Perhaps they needed to get away from Boston. Perhaps they needed perspective. Perhaps Irving needed to speak with Danny Ainge, the team’s president of basketball operations, and Brad Stevens, its coach, who reminded Irving that the team still had a lot of season left to play. It was not over, not yet, not by any stretch.
“Every team has to find a togetherness in competing,” Stevens said. “Some teams, it takes 60 games. Some teams, it takes 20 games. And bad teams never get there. We hope that it took us 60 games, but we’ll see. We haven’t proven ourselves to be great at that yet for a long stretch of time.”
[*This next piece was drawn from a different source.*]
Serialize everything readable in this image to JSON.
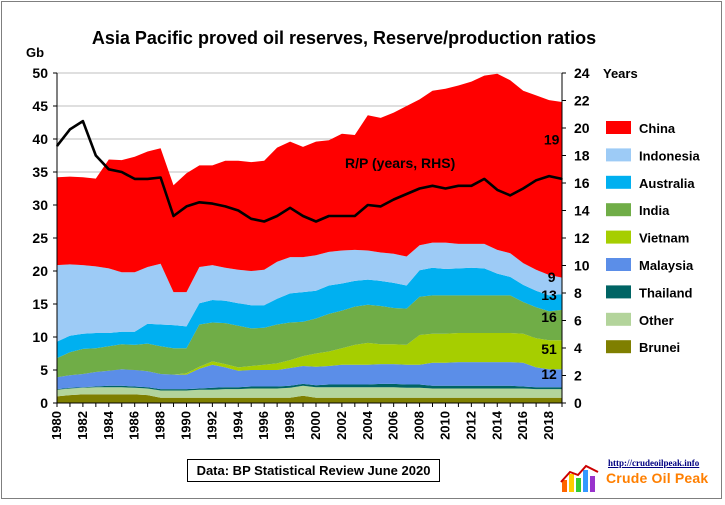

In their 128-95 win against the Warriors, the Celtics had 38 assists on 49 field goals. They also communicated. When Irving and forward Jaylen Brown botched a play that led to an early turnover, Brown patted himself on the chest to apologize, then appeared to apologize a second time on their next trip up the court.
The next night, in Sacramento, Irving sat behind the visiting bench for the Celtics’ 111-109 victory over the Kings. He was vocal. He did a lot of fist-pumping. And he celebrated when Hayward, less than 24 hours after scoring 30 points against the Warriors, connected on the game-winner.
After suffering a grisly ankle injury in the opening game and missing last season, Hayward has struggled to find a rhythm in his return. Maybe he found it here in California, along with the rest of the team. The Celtics are too talented to let this opportunity go to waste, because who knows how long it will last?
“As long as my teammates are feeling good,” Irving said, “then we’re in a good place.”